La voie de l'aïkido est jalonnée par les grades et ceux-ci n'ont d'autre utilité que de nous indiquer les pistes de progrès qu'il convient de travailler. De plus, ils constituent un temps fort qui consolide la mémorisation des techniques, même approximativement réalisées comme dans les premiers kyus, même si tout n'est pas parfait…

Mais voilà ! La pression monte en cette période de préparation au grade et ce trac naturel n'est ni plus ni moins que la manifestation d'un certain degré de conscience ; et on se prend à espérer que ces curieuses manifestations de peur, une fois transcendées, permettront de satisfaire aux exercices imposés.
Alors, en attendant le prochain passage de grade, un sentiment domine que résume très bien Patrick : " le temps du doute est venu ". Et comme les premières fois : c'est la panique.
Là, ce soir, assis, à ma table de travail, je tâche de me remémorer les techniques. Dans les grésillements de mes circuits, je tente en vain de capter ces ondes bénéfiques du souvenir, ces sensations si secourables qu'elles permettent de se remémorer les techniques sans en appeler à la mémoire de l'esprit. Mais mon esprit turbine et tourne à vide. Car le corps seul est capable d'activer ces paradigmes. Et le corps ne parle qu'une fois en situation, sur le tatami.
Encore dois-je le préciser ? quand il ne trahit pas la pensée ! Ainsi, par exemple, l'autre soir, le maître pose la question suivante : quel est le point le plus important que vous ne devez pas oublier ? " Bon élève ", je réponds : sortir de la ligne d'attaque. Parfait ! Et, passant à l'action, je n'ai de cesse d'oublier la consigne et de n'en rien faire dès le premier échange !!!

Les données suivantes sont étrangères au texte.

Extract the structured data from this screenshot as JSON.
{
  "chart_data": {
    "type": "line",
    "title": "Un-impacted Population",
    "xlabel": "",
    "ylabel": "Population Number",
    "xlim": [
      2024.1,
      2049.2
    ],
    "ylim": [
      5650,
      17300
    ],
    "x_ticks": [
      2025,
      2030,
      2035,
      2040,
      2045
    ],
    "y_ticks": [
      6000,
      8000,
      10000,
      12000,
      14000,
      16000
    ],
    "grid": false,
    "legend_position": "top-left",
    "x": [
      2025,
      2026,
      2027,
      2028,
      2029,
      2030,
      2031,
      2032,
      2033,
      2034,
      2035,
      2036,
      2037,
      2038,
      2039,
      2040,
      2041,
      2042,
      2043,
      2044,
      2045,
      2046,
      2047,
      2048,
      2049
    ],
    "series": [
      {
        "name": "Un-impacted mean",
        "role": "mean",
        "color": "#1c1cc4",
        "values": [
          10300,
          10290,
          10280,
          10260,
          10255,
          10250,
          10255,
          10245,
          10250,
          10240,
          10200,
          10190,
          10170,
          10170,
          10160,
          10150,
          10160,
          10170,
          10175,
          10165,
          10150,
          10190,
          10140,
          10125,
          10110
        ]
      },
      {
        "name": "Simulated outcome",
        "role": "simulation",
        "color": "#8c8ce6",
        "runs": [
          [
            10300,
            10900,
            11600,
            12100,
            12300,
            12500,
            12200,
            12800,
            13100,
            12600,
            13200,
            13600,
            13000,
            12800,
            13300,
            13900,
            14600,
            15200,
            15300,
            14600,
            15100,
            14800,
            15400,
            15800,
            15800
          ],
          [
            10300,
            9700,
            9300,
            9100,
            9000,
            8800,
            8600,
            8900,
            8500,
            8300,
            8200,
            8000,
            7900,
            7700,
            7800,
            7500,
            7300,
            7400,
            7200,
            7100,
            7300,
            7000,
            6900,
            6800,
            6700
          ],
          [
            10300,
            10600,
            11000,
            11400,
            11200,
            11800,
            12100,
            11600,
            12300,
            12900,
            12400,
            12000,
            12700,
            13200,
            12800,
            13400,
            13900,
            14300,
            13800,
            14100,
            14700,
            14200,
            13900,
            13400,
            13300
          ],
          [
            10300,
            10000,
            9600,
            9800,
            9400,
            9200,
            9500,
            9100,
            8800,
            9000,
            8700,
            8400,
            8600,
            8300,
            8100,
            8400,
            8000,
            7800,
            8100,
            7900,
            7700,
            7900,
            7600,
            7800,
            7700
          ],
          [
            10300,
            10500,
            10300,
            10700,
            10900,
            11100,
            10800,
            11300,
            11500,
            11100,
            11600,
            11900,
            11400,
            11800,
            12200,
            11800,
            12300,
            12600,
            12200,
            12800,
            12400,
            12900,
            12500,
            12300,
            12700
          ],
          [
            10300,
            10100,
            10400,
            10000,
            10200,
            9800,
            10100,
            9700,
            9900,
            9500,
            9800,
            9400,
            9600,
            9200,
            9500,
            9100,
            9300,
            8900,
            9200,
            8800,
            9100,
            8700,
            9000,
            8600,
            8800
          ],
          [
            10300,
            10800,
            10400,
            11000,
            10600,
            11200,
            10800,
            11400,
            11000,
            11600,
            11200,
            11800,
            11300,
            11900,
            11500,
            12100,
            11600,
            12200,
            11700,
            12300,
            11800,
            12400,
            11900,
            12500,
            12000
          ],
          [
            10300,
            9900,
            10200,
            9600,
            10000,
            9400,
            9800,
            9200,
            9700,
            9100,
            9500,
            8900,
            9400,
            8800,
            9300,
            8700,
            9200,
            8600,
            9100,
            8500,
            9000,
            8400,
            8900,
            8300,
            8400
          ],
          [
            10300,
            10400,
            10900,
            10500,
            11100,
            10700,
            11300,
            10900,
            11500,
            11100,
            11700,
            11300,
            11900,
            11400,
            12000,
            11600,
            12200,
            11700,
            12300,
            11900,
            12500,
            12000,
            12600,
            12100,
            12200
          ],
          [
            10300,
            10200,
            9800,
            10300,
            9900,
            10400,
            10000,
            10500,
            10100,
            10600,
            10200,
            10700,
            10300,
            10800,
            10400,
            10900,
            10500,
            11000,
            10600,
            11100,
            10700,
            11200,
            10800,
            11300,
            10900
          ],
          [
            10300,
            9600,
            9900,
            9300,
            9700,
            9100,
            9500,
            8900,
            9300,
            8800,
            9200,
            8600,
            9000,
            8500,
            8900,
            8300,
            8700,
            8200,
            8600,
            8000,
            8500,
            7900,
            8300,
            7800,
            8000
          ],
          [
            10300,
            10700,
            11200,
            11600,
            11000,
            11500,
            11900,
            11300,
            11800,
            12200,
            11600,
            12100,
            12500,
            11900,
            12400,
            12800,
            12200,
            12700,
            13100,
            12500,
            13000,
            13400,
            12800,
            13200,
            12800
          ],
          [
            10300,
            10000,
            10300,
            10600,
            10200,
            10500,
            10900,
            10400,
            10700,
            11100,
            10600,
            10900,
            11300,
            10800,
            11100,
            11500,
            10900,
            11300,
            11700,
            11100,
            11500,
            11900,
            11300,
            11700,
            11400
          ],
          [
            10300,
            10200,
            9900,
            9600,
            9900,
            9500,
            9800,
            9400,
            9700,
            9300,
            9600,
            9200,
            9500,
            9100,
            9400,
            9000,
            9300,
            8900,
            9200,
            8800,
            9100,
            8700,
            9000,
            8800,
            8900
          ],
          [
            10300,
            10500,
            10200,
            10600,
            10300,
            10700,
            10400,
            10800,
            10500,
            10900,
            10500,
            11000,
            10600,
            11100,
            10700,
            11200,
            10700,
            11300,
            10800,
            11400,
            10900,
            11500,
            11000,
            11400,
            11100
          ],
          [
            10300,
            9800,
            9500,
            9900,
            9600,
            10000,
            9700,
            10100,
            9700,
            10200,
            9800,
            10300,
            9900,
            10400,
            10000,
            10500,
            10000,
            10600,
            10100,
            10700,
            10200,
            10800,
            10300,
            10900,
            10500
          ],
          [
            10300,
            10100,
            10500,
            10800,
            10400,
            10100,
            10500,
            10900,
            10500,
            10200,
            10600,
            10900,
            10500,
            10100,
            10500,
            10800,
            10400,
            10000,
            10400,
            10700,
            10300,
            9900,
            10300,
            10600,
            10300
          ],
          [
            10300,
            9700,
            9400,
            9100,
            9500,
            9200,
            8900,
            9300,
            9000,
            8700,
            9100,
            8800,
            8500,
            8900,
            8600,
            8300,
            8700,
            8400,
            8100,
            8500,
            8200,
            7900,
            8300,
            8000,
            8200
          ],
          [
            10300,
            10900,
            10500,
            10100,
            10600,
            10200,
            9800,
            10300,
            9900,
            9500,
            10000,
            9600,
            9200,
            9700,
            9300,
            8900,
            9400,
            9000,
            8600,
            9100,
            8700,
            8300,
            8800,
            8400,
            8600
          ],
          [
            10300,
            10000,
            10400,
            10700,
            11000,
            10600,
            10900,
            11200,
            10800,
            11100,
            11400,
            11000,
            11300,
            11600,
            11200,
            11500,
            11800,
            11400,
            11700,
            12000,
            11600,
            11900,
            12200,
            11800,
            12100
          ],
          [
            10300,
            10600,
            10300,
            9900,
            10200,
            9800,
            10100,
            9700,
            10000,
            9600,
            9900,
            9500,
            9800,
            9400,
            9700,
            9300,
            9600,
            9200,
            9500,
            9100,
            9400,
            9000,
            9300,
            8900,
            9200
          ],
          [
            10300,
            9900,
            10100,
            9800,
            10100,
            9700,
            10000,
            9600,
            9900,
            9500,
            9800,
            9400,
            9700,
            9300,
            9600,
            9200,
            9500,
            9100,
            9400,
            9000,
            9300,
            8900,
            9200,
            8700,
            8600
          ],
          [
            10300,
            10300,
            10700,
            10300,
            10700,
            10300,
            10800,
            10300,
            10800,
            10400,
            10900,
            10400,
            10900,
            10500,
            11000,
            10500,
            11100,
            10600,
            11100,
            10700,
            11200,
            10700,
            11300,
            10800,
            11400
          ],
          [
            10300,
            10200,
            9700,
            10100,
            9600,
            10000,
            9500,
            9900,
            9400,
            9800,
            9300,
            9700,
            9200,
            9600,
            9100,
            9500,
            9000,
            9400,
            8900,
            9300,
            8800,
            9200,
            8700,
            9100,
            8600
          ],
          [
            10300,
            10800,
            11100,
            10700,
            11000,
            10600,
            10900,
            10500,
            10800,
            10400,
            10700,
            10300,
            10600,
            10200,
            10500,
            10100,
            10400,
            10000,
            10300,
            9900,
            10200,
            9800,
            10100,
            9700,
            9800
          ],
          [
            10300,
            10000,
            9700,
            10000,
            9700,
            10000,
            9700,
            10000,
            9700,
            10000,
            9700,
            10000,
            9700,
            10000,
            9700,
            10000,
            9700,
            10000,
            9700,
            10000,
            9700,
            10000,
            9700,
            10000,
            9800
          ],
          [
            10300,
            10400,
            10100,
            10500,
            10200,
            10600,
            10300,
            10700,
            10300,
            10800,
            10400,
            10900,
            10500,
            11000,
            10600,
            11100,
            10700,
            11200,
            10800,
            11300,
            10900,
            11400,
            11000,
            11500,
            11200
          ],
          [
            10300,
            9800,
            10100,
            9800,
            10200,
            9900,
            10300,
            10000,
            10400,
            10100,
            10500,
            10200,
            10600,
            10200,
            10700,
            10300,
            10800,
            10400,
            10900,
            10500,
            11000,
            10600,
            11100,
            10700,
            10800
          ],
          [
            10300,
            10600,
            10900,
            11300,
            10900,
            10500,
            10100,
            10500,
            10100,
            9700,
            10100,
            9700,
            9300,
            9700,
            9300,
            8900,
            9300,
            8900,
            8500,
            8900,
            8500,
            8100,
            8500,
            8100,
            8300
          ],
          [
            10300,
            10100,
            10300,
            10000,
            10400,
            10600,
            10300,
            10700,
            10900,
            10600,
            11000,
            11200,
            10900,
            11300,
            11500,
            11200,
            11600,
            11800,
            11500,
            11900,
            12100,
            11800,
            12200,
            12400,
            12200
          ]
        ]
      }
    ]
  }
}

Franchement, il y a des jours où je ne me comprends pas.

Mais chut ! Plus un mot ! Ne nous reste-t-il pas encore quelques séances pour faire face ?

Et puis allons nous coucher ! Après tout, n'est-il pas vrai que trop de réflexion nuit à la progression ?

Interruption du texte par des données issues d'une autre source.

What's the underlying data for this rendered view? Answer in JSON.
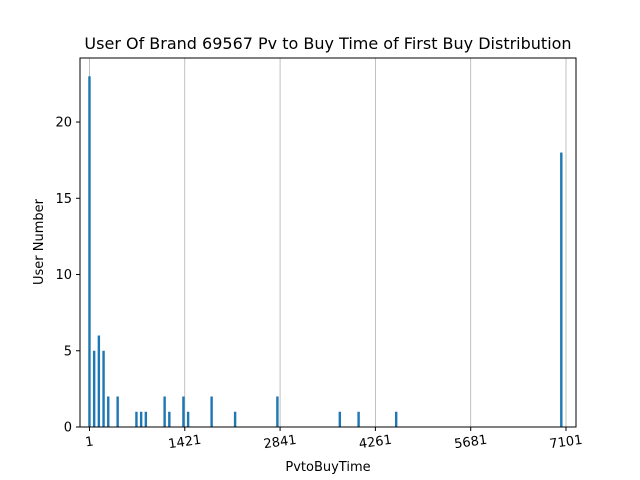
{
  "chart_data": {
    "type": "bar",
    "title": "User Of Brand 69567 Pv to Buy Time of First Buy Distribution",
    "xlabel": "PvtoBuyTime",
    "ylabel": "User Number",
    "xlim": [
      -140,
      7250
    ],
    "ylim": [
      0,
      24.2
    ],
    "x_ticks": [
      1,
      1421,
      2841,
      4261,
      5681,
      7101
    ],
    "x_tick_labels": [
      "1",
      "1421",
      "2841",
      "4261",
      "5681",
      "7101"
    ],
    "x_tick_label_rotation_deg": -8,
    "y_ticks": [
      0,
      5,
      10,
      15,
      20
    ],
    "y_tick_labels": [
      "0",
      "5",
      "10",
      "15",
      "20"
    ],
    "grid": {
      "x": true,
      "y": false
    },
    "bar_color": "#1f77b4",
    "bar_width": 36,
    "series": [
      {
        "x": [
          1,
          71,
          141,
          211,
          281,
          421,
          701,
          771,
          841,
          1121,
          1191,
          1401,
          1471,
          1821,
          2171,
          2801,
          3731,
          4011,
          4571,
          7031
        ],
        "values": [
          23,
          5,
          6,
          5,
          2,
          2,
          1,
          1,
          1,
          2,
          1,
          2,
          1,
          2,
          1,
          2,
          1,
          1,
          1,
          18
        ]
      }
    ]
  }
}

Lorsque quelqu'un dit, " je ne peux pas me rappeler des techniques que j'ai apprises. Que dois-je faire ? ", la réponse est : " c'est normal d'oublier, il est important d'oublier votre tête, et d'apprendre directement avec votre corps ".(1)

(1) Kisshômaru et Moriteru Ueshiba (2006), Aïkido officiel, enseignement fondamental, Noisy-sur-Ecole, Budo Editions, Introduction " Qu'est-ce que l'Aïkido ? ", article " Questions-réponses sur l'aïkido ", page 21.